If all goes as planned, the Fairacres Road will soon join Dundee, Country Club, Minne Lusa and other Omaha neighborhoods on the National Register of Historic Places as a historic district.
Charles George first platted the district in 1907. George, who headed the Dundee Realty Company, could “claim a share of responsibility for the success of both Dundee and Happy Hollow,” according to Matthew Pelz, who is working with Restoration Exchange Omaha to write the nomination. .
The garden suburb is what drove the development of Fairacres, Pelz said. “What drives our decision making on how to draw the boundaries of the district is what the landscape looks like now,” he said, noting that most of the properties included in the nomination front the curving, brick-paved Fairacres Road. Some of those original large lots were subdivided and now contain several houses.
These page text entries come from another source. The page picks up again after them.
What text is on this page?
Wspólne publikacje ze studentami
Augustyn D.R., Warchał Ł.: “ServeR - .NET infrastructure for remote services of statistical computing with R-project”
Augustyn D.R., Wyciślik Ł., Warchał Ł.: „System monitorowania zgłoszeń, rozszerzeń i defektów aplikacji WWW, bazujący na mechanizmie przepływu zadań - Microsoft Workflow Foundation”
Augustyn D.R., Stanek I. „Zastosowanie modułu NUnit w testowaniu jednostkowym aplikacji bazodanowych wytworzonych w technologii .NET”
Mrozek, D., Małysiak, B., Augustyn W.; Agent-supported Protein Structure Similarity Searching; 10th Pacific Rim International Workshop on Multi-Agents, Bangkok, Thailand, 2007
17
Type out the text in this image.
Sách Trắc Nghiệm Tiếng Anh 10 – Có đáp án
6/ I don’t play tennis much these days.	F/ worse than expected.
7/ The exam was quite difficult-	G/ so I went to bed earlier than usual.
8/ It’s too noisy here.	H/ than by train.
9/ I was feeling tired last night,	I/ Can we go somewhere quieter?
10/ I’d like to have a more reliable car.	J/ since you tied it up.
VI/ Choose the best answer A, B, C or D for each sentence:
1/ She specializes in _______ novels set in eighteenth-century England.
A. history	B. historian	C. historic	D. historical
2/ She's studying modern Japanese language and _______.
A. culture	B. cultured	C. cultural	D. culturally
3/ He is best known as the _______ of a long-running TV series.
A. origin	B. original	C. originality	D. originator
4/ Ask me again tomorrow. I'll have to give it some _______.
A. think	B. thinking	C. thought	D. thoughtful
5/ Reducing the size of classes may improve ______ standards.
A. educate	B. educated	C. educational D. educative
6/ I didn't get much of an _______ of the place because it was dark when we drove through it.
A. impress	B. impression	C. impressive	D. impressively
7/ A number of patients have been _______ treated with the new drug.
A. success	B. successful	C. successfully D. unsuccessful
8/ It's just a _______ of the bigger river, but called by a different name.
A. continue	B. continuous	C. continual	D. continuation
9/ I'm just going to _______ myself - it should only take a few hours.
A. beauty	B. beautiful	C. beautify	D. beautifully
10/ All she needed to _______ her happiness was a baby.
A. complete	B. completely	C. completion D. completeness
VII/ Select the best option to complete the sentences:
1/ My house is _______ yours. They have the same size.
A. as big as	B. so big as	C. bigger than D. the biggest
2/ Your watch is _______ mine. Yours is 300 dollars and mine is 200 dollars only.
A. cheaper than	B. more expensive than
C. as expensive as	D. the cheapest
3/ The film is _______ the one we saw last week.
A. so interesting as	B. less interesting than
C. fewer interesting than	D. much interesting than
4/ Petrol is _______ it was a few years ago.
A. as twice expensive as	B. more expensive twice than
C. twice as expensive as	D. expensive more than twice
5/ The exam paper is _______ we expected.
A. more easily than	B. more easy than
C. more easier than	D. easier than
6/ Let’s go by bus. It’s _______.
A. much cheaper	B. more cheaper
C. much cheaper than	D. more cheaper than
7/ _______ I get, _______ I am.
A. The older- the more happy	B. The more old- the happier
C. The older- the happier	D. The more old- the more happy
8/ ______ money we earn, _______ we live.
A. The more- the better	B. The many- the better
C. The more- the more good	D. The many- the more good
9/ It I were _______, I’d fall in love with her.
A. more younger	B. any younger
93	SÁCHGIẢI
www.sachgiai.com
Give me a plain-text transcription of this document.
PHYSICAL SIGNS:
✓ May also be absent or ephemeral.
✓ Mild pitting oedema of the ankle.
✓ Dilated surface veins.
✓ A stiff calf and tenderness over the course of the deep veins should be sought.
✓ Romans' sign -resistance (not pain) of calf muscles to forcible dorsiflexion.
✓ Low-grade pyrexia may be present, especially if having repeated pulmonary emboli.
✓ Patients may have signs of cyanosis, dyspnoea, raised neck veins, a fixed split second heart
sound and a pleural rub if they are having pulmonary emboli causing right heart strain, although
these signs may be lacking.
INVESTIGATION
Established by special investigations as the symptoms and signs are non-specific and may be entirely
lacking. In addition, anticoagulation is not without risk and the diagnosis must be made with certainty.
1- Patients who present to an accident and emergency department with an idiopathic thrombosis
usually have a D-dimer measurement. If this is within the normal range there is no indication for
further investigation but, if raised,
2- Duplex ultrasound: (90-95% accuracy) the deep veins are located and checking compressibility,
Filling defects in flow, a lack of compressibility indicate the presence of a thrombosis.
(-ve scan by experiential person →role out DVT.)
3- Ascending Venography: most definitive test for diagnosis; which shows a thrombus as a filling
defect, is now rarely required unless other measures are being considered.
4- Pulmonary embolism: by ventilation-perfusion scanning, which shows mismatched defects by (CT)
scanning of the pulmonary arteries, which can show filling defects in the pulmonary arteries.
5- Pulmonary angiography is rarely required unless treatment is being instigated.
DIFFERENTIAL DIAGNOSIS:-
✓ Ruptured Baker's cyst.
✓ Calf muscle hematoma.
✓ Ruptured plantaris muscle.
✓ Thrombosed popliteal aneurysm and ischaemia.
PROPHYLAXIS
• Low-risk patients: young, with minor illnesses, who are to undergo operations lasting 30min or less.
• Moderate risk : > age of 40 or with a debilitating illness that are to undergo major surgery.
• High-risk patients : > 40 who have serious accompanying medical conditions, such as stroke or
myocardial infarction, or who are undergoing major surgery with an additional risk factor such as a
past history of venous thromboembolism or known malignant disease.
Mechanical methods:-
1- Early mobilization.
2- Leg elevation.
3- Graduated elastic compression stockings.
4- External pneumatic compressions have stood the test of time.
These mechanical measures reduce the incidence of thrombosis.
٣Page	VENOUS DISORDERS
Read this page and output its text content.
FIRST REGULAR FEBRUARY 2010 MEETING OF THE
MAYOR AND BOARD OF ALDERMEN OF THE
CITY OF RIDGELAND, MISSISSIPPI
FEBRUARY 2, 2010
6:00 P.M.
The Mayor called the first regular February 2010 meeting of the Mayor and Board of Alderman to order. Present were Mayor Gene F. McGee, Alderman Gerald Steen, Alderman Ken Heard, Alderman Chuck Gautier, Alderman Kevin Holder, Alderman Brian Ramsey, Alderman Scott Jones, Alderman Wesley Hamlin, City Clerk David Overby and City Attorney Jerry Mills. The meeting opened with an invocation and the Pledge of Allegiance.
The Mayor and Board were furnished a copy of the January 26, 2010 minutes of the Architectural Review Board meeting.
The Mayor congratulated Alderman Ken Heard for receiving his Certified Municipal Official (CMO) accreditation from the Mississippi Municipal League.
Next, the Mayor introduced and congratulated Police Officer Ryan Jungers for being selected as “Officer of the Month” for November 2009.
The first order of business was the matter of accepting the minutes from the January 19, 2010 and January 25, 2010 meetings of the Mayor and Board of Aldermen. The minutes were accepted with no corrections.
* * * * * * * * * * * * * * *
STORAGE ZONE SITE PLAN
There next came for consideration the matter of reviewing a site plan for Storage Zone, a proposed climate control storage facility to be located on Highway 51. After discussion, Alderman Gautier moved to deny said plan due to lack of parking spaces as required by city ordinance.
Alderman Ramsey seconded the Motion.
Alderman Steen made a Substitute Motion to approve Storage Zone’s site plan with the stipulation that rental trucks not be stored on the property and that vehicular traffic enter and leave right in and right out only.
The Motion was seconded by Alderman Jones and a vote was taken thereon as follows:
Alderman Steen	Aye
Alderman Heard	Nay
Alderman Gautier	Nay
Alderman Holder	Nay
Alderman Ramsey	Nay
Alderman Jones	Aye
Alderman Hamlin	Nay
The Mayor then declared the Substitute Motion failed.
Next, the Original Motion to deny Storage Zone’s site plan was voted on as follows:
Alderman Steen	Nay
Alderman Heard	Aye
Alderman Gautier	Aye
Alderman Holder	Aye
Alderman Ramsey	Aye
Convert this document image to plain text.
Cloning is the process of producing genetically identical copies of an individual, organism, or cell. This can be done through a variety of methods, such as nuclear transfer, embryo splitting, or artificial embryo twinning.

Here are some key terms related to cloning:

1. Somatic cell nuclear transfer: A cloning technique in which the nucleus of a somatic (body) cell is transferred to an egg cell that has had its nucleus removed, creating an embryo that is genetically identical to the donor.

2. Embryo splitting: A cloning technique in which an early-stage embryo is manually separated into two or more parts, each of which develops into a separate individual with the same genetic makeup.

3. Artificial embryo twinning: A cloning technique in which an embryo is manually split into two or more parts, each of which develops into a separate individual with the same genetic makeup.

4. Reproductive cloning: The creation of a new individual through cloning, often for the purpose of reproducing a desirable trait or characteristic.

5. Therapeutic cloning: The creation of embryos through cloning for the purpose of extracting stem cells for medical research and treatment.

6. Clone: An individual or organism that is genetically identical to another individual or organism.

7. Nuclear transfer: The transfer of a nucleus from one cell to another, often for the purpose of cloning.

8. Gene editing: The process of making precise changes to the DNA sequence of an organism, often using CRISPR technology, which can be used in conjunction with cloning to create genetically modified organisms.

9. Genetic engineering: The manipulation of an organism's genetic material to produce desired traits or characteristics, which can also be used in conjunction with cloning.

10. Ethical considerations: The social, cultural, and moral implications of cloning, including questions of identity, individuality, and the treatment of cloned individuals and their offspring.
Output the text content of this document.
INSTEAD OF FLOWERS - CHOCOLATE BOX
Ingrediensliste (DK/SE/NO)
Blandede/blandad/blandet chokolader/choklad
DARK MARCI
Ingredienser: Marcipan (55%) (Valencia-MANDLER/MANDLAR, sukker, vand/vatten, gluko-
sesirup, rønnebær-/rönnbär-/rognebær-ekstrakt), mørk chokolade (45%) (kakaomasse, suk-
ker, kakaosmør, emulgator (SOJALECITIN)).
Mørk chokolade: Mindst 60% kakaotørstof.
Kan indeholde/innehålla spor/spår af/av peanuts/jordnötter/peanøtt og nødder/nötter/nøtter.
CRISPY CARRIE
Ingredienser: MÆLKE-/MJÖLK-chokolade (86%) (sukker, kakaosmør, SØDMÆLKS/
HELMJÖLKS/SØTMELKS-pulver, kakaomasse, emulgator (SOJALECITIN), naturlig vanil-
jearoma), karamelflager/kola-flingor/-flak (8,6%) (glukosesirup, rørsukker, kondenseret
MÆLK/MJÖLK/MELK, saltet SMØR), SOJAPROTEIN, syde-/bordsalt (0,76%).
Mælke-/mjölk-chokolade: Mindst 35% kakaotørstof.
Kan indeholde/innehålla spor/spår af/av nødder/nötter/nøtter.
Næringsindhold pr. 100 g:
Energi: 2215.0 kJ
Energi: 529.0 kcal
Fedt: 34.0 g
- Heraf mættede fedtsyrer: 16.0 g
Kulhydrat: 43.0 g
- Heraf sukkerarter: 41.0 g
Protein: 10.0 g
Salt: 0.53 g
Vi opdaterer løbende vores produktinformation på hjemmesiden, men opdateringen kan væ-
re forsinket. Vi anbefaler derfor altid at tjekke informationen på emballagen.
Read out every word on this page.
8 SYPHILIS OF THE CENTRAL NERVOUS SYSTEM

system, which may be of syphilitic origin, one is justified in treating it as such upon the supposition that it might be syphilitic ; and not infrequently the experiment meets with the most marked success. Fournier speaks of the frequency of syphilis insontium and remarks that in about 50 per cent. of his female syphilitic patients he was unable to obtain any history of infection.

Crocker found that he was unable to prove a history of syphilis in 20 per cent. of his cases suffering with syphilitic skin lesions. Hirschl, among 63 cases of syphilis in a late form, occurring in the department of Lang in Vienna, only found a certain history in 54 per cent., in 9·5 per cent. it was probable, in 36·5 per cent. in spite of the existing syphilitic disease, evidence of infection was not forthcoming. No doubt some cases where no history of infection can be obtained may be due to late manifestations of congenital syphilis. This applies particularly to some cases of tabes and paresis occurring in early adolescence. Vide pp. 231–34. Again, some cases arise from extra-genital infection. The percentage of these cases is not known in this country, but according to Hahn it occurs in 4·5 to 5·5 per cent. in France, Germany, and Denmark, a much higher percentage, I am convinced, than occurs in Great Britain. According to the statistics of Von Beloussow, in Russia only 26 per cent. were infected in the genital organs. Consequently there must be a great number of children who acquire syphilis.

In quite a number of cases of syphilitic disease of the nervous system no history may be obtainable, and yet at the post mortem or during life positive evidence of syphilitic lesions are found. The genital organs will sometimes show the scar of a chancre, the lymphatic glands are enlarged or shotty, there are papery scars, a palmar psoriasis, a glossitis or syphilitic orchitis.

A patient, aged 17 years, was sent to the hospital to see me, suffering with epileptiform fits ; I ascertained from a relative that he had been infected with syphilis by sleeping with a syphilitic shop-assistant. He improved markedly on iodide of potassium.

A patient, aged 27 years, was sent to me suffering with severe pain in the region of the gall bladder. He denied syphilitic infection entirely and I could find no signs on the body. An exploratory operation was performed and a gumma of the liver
Ebenezer Howard of England is credited as the creator of the garden suburb philosophy, and Frederick Law Olmstead is regarded as its most famous American practitioner. With its curved roads, tree-lined streets and assorted collection of period revival styles of architecture, the Fairacres neighborhood embodied the ideals of Howard and Olmstead, and it represented the fullest extension of George’s efforts to attract an elite clientele, Pelz noted. It is believed renowned landscape architect George Kessler, based in St. Louis, helped craft the landscape along with Hare and Hare out of Kansas City.
“One of the fun things about doing the research so far has been speaking with the people who lived in the neighborhood for a long time,” Pelz said. Edson Bridges, whose grandmother lived at 6301 Chicago St, has provided insight about the neighborhood. His grandmother hired an architect to build two houses on her lot. One of those houses, which remains today, was built with bricks that came from a barn on the Fairacres development, Pelz said.
The nomination is expected to go before the local Landmarks Heritage Preservation Commission in early 2017. If approved, it will then go before the state historic preservation board.
A graduate of Clemson University’s historic preservation program based in historic Charleston, SC, Pelz joined Restoration Exchange Omaha this year as a researcher.